BURIED Treasure Discoveries By Metal Detectorists In UK Hit New Records as the trend grows
The Department for Digital, Culture, Media and Sport’s (DCMS) in the UK has announced in its annual report that for the sixth year in a row, there have been more than 1,000 discoveries of buried treasure in England, Wales and Northern Ireland.
Putting the rise down to the growing trend in numbers of people going out using metal detectors – which accounted for 96 per cent of the hauls – the Department showed that the largest number of finds recorded so far was in 2019, when more than 1,300 pieces of treasure were uncovered.

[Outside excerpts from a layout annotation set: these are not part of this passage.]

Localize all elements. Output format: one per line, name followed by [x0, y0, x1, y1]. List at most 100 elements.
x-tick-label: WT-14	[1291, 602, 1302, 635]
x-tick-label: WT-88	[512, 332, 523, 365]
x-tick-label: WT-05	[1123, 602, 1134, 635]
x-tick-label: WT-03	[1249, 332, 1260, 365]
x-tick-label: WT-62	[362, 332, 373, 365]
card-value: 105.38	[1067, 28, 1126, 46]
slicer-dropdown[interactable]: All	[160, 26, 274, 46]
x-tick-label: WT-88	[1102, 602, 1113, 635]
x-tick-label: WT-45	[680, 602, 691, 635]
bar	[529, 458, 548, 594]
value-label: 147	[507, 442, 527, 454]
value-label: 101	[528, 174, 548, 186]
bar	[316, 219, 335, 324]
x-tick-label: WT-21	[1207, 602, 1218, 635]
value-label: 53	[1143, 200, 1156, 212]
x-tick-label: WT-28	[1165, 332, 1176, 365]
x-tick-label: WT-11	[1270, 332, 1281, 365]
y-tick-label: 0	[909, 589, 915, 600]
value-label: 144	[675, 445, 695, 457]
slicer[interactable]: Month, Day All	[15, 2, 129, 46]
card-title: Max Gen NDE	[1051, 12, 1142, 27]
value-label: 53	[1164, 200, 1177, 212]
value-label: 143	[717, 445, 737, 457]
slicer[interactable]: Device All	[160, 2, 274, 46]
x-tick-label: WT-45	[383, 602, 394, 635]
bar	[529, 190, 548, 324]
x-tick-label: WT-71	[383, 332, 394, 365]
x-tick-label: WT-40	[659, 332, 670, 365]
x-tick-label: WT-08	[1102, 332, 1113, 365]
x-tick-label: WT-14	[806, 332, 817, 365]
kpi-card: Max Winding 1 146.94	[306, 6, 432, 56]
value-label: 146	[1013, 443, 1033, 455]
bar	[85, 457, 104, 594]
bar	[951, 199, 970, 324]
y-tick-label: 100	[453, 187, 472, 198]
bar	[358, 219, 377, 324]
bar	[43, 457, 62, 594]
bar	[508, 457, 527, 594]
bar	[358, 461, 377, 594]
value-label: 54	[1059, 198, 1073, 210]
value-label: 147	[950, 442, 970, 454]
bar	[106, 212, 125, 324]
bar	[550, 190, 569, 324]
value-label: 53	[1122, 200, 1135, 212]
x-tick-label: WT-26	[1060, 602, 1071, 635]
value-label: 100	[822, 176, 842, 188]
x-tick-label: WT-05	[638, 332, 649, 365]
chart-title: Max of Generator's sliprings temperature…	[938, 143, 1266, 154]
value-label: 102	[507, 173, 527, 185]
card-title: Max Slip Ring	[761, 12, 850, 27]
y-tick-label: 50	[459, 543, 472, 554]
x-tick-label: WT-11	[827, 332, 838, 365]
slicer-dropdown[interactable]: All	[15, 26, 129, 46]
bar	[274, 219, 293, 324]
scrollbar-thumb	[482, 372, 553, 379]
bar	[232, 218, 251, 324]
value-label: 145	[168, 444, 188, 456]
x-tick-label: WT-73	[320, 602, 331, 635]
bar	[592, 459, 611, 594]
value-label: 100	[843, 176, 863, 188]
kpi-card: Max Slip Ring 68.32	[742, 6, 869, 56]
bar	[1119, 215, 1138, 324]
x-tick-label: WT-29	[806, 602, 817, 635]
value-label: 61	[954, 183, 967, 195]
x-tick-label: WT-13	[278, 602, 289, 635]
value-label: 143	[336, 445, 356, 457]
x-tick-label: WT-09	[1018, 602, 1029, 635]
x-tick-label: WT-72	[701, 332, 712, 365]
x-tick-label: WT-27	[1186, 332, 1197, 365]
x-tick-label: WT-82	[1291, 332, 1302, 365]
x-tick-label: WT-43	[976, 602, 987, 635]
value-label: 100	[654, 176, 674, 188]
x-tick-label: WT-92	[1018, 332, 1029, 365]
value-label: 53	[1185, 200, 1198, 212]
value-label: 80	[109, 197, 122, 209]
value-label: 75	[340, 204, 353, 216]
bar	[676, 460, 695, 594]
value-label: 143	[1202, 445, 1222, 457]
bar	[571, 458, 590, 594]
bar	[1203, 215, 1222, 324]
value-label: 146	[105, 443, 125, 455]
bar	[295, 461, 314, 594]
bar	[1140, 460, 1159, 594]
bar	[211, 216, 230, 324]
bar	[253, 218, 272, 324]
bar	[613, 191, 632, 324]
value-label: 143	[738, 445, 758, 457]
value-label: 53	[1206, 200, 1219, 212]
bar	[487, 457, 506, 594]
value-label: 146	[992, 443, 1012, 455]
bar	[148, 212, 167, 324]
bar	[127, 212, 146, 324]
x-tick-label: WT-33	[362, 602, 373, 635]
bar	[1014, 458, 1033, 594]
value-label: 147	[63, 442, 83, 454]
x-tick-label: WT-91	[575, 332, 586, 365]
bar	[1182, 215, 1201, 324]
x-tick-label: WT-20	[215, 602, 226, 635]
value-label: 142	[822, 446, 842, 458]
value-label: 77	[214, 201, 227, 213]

Apparently, there are more than 20,000 metal detectorists in England and Wales, with Hampshire, Essex and Lincolnshire appearing to be the best counties for finding the treasure, as more than 80 pieces were found in each of those counties in 2019.
Reports show that 84 per cent of the finds were ‘object cases’, which means they are non-coins, and 348 discoveries were either donated to, or acquired by UK museums.
Changes to the law have been proposed, with culture minister Caroline Dinenage stating, “The search for buried treasures by budding detectorists has become more popular than ever before and many ancient artefacts now see the light of day in museums’ collections”.
She added, “However, it is important that we pursue plans to protect more of our precious history and make it easier for everyone to follow the treasure process”.